Tout en soulignant fortement la nécessité de la grâce pour les chrétiens, les méthodistes ont propagé l’accent arminien mis par Wesley sur la place de la volonté et de la responsabilité des êtres humains dans la vie religieuse - touchant et changeant presque toutes les autres dénominations protestantes en Amérique.


Wesley lisait avidement les Pères de l’Eglise et souhaitait que son mouvement reflète la pureté, la simplicité, et le caractère communautaire de l’Eglise primitive. Ses disciples l’ont suivi en cela, prenant tout spécialement pour modèle l’Eglise apostolique des Actes.
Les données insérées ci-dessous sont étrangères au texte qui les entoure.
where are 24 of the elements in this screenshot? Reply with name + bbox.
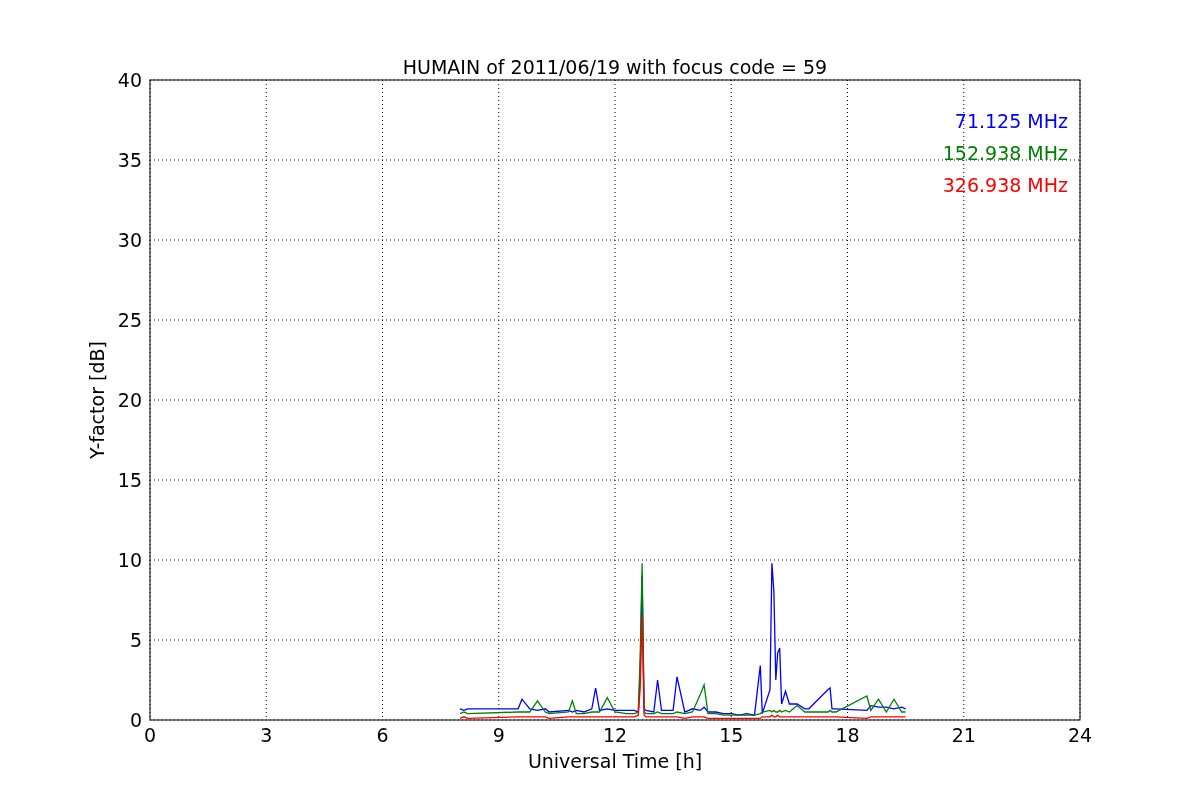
legend-label: 152.938 MHz [942, 142, 1068, 164]
tick-label: 10 [117, 549, 142, 571]
tick-label: 30 [117, 229, 142, 251]
tick-label: 18 [835, 724, 860, 746]
axis-label: Y-factor [dB] [86, 341, 108, 459]
tick-label: 25 [117, 309, 142, 331]
tick-label: 24 [1067, 724, 1093, 746]
tick-label: 35 [117, 149, 142, 171]
tick-label: 3 [260, 724, 273, 746]
tick-label: 15 [117, 469, 142, 491]
legend-label: 71.125 MHz [954, 110, 1068, 132]
tick-label: 0 [129, 709, 142, 731]
chart-title: HUMAIN of 2011/06/19 with focus code = 59 [402, 56, 828, 78]
legend-label: 326.938 MHz [942, 174, 1068, 196]
tick-label: 15 [719, 724, 744, 746]
tick-label: 0 [143, 724, 157, 746]
tick-label: 40 [117, 69, 142, 91]
axis-label: Universal Time [h] [527, 750, 703, 772]
tick-label: 9 [492, 724, 505, 746]
tick-label: 12 [602, 724, 628, 746]
tick-label: 5 [129, 629, 142, 651]
tick-label: 6 [376, 724, 389, 746]
tick-label: 20 [117, 389, 142, 411]
tick-label: 21 [951, 724, 976, 746]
Cette tendance forte a atteint son sommet lorsque les Eglises pentecôtistes ont fait revivre les «dons de l’esprit» mentionnés en I Corinthiens 12.


L’accent mis par Wesley sur les petits groupes - les fameuses «réunions de CLASSES», disciplinées, aux membres fortement soudés les uns aux autres - a fondé le paysage de la spiritualité américaine contemporaine avec ses «cellules», ses études bibliques et tant d’autres formes de fraternité et de culte en petits groupes.


Le génie organisationnel de Wesley se retrouve dans la croissance massive de la «machine» dénominationnelle méthodiste américaine au 19e siècle, qui se réunissait régulièrement pour célébrer sa croissance en termes d’une précision toute mathématique et pour diriger son corps ministériel avec un sens de l’organisation remarquable, qui ferait pâlir d’envie maintes grandes compagnies. C’est là que se trouve probablement l’origine des méga-églises américaines contemporaines. 


La passion de Wesley pour l’éducation se retrouve dans d’innombrables lycées et universités américaines. Il insistait pour que tous ses prédicateurs lisent et fournissait à chacun d’eux un stock de livres à vendre, produits par les grandes maisons d’éditions méthodistes. Cette priorité donnée à l’éducation a transformé l’Eglise elle-même, par le biais de l’Ecole du dimanche - une institution qui doit beaucoup de sa position prépondérante au 19e siècle et de sa forme actuelle à des responsables méthodistes, tel que John Heyl Vincent, fondateur de Chautauqua.


Finalement, et très important, les hymnes théologiquement si riches de Charles, le frère de John et plus tard les compositions de l’auteure d’hymnes wesleyens Fanny Crosby, continuent à enrichir les recueils de cantiques de nombreuses Eglises bien au delà des limites du méthodisme - des presbytériens aux luthériens. 


C’est ainsi, et de bien d’autres façons encore, que John Wesley a changé les Etats-Unis - et le monde. Bon trois centième anniversaire, John ! Nous serions plus pauvres si vous n’aviez pas vécu.


* Chris Armstrong est le rédacteur en chef de la revue Christian History.